Exploring The Impacts Of Abundantly Available Sustainable By-Product Materials In Australia On Stabilizing Expansive Soils

This paper aims to examine the effects of utilizing readily available sustainable by-product materials in Australia for the purpose of stabilizing expansive soils. Some waste by-products, commonly found in Australia that can be employed for soil stabilisation are cement kiln dust, blast furnace slag, quarry dust, bagasse ash and fibre, rice husk ash, fly ash and bottom ash.

With support of industry a number of materials have been selected for characterisation.
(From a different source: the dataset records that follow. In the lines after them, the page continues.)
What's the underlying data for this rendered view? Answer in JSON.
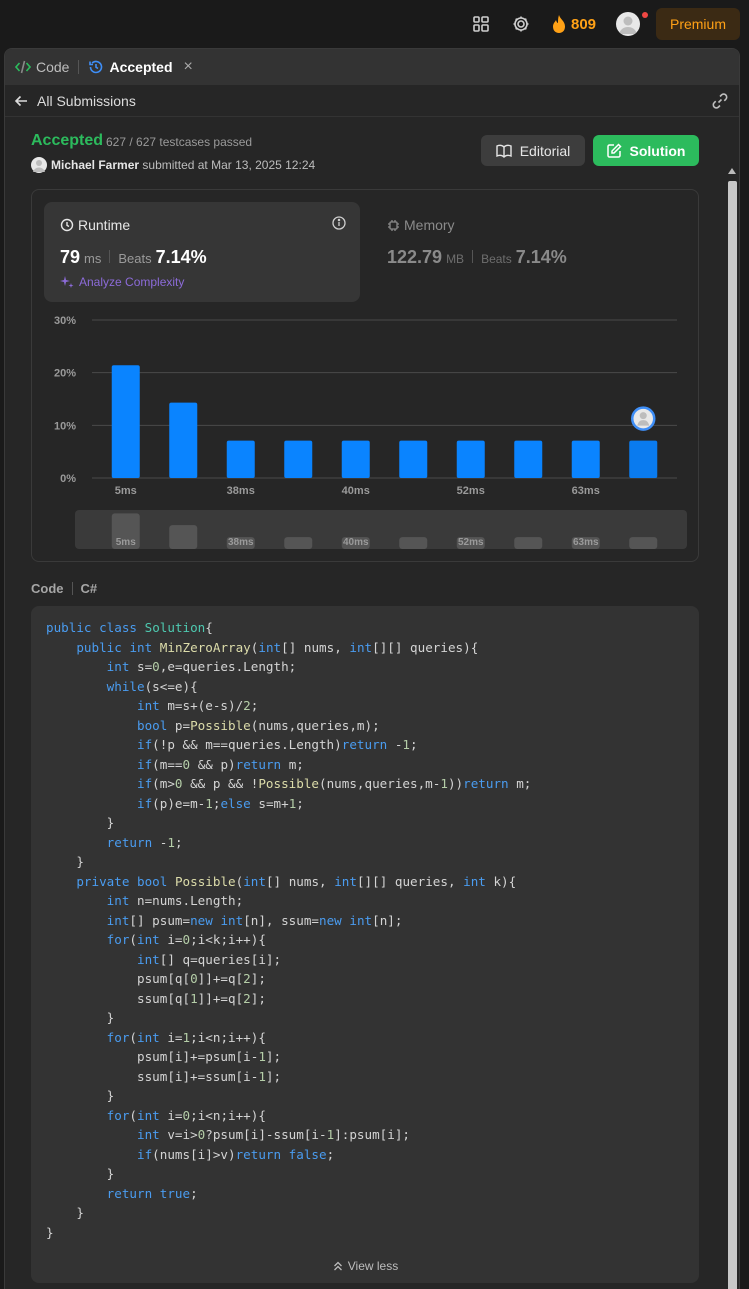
{
  "topbar": {
    "streak": "809",
    "premium_label": "Premium"
  },
  "tabs": [
    {
      "label": "Code"
    },
    {
      "label": "Accepted"
    }
  ],
  "subheader": {
    "back_label": "All Submissions"
  },
  "submission": {
    "status": "Accepted",
    "testcases": "627 / 627 testcases passed",
    "author": "Michael Farmer",
    "submitted": "submitted at Mar 13, 2025 12:24"
  },
  "buttons": {
    "editorial": "Editorial",
    "solution": "Solution"
  },
  "runtime": {
    "label": "Runtime",
    "value": "79",
    "unit": "ms",
    "beats_label": "Beats",
    "beats": "7.14%",
    "analyze_label": "Analyze Complexity"
  },
  "memory": {
    "label": "Memory",
    "value": "122.79",
    "unit": "MB",
    "beats_label": "Beats",
    "beats": "7.14%"
  },
  "chart_data": {
    "type": "bar",
    "ylim": [
      0,
      30
    ],
    "yticks": [
      "0%",
      "10%",
      "20%",
      "30%"
    ],
    "categories": [
      "5ms",
      "",
      "38ms",
      "",
      "40ms",
      "",
      "52ms",
      "",
      "63ms",
      ""
    ],
    "values": [
      21.4,
      14.3,
      7.1,
      7.1,
      7.1,
      7.1,
      7.1,
      7.1,
      7.1,
      7.1
    ],
    "user_bar_index": 9,
    "grid": true,
    "overview_labels": [
      "5ms",
      "38ms",
      "40ms",
      "52ms",
      "63ms"
    ]
  },
  "code": {
    "label": "Code",
    "language": "C#",
    "view_less": "View less"
  },
  "colors": {
    "accent_green": "#2cbb5d",
    "bar_blue": "#0a84ff",
    "streak_orange": "#ffa116"
  }
}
Extensive experimental tests utilizing bagasse fibre, bagasse ash, bottom ash, fly ash, and eggshell powder have been conducted at the University of Technology Sydney (UTS) to enhance the engineering properties of expansive soils. These tests have been supplemented by microstructural tests, numerical analysis, and comprehensive discussions. These pozzolanic materials are characterized by significant levels of calcium carbonate, silica, and alumina. Numerous tests have been performed using these by- products to investigate the impact of their composition in conjunction with lime or cement, the curing time, the particle size, the optimal blending ratios, on both treated and untreated soil properties.
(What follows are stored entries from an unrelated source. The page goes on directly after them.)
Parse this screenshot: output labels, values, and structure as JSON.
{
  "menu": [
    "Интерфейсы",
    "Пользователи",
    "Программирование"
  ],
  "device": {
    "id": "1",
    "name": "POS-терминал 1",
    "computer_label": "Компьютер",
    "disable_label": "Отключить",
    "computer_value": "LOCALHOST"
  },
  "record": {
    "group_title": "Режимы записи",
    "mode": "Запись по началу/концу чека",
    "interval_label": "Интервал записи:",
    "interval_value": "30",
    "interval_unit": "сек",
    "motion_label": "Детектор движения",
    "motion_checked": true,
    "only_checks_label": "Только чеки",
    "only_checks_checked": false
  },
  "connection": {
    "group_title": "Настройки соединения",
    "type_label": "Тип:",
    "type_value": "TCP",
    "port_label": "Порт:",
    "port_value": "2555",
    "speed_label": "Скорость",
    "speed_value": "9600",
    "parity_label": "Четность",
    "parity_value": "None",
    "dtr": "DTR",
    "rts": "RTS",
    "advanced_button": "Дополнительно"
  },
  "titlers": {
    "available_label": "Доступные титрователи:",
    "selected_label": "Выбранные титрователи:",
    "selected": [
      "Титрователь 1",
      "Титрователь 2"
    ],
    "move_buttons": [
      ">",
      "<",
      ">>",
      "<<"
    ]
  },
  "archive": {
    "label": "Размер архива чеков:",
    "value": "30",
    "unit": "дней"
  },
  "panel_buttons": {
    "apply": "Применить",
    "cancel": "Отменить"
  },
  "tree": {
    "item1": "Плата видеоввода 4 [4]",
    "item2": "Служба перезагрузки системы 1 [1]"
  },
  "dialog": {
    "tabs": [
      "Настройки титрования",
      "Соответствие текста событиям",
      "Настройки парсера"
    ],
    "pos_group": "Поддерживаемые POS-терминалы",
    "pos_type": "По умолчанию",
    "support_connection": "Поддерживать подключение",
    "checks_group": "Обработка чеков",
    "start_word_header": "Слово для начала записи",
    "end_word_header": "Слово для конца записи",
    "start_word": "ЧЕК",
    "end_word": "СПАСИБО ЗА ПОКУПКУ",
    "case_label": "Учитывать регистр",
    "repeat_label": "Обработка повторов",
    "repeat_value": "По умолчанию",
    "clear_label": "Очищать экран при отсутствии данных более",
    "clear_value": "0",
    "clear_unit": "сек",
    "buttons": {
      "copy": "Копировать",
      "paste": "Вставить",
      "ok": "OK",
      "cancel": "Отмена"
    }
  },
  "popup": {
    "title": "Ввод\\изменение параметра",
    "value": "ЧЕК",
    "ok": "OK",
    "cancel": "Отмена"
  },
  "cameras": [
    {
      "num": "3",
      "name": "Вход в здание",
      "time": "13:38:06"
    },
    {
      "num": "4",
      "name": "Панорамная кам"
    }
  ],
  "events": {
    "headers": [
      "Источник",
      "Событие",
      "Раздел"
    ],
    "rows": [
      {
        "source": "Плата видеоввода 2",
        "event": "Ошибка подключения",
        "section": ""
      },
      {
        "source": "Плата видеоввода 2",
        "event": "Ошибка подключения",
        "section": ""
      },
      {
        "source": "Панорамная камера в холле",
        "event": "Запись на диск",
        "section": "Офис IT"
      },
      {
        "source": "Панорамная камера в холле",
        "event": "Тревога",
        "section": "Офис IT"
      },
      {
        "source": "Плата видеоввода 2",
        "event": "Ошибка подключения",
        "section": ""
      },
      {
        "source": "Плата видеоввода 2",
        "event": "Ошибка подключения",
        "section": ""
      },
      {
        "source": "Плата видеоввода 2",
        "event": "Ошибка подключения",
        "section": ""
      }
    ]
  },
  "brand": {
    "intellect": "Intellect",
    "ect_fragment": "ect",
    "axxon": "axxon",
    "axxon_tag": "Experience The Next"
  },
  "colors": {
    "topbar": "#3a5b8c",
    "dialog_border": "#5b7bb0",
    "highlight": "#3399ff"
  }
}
Based on research and laboratory investigations, sustainable by-product materials have demonstrated substantial potential for enhanced durability, cost savings and long-term environmental benefits, compared to traditional cementitious agents in treating expansive soils. These materials offer improved soil strength, reduced swelling potential, enhanced soil ductility, and controlled deformation over time. However, the implementation of these sustainable materials in practice is not yet widespread among construction companies and road authorities in Australia. This paper addresses this concern and provides practical recommendations for adoption of these sustainable by-products in weak subgrade of roads.